According to a report outlining the investigation’s findings, a DOJ data analyst “unnecessarily uploaded” confidential personal information into the dashboard software “without the knowledge of other DOJ personnel.” Investigators said they found no evidence to suggest the analyst acted with “nefarious intent” or that “DOJ personnel intended for the public release of confidential personal data.”

“While Data Analyst-1 acted without nefarious intent, Data Analyst-1 was inattentive to established policies and procedures, lacked necessary appreciation for security risks, and had insufficient knowledge of Tableau [software platform] security settings,” the report states. “Data Analyst-1 also had inadequate training and supervision.”

Investigators also discovered the concealed carry weapon-related data containing the confidential personal information was downloaded either partially or in full around 1,467 times across 341 unique IP addresses.

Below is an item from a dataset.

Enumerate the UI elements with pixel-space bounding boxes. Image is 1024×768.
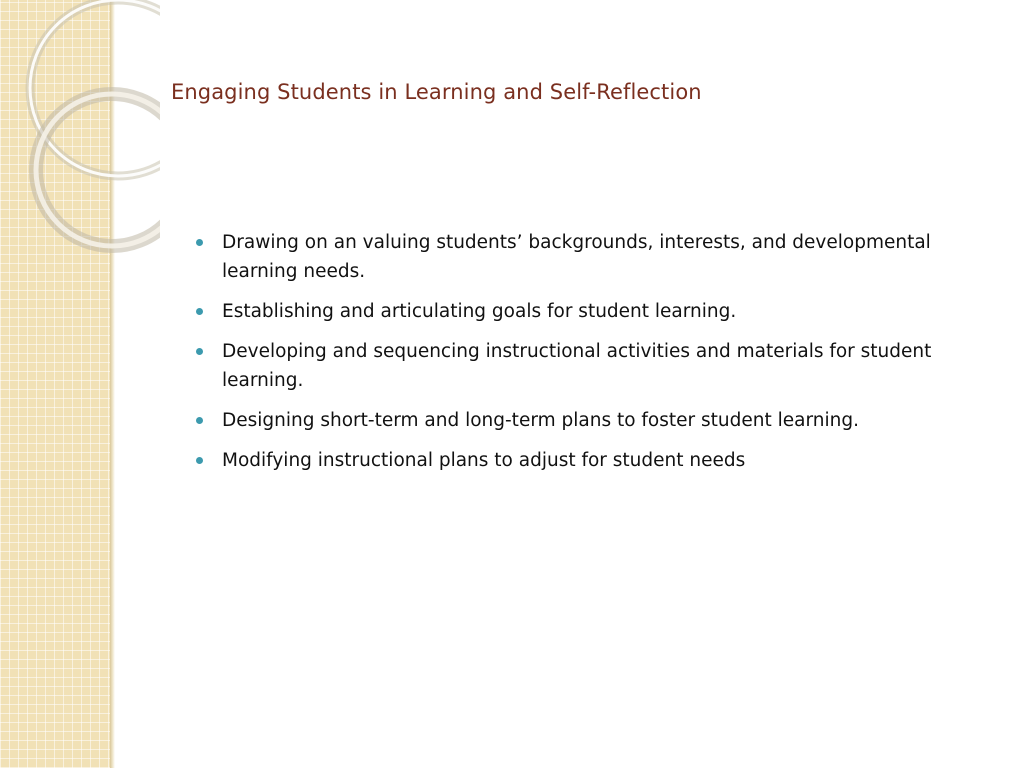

The DOJ has sent letters to individuals who they believe may have been impacted by the data exposure.

In response to the investigation, the DOJ has agreed to conduct a thorough review of the department’s policies on handling confidential information, enhance training on handling personal data and improving oversight over risk management by hiring a chief information security officer.

In a statement, Bonta said he remains “deeply angered this incident occurred,” calling the release of personal information “unacceptable.”

“While the report found no ill intent, this incident was unacceptable, and DOJ must be held to the highest standard,” Bonta said. “This failure requires immediate correction, which is why we are implementing all of the recommendations from this independent report.”

The Department of Justice does not have an anticipated date as to when an updated Firearms Dashboard could go live in the future, the attorney general’s office told The Center Square in an email. As part of the investigation’s recommendations on data security, the “DOJ is evaluating the future of the Firearms Dashboard and similar dashboards.”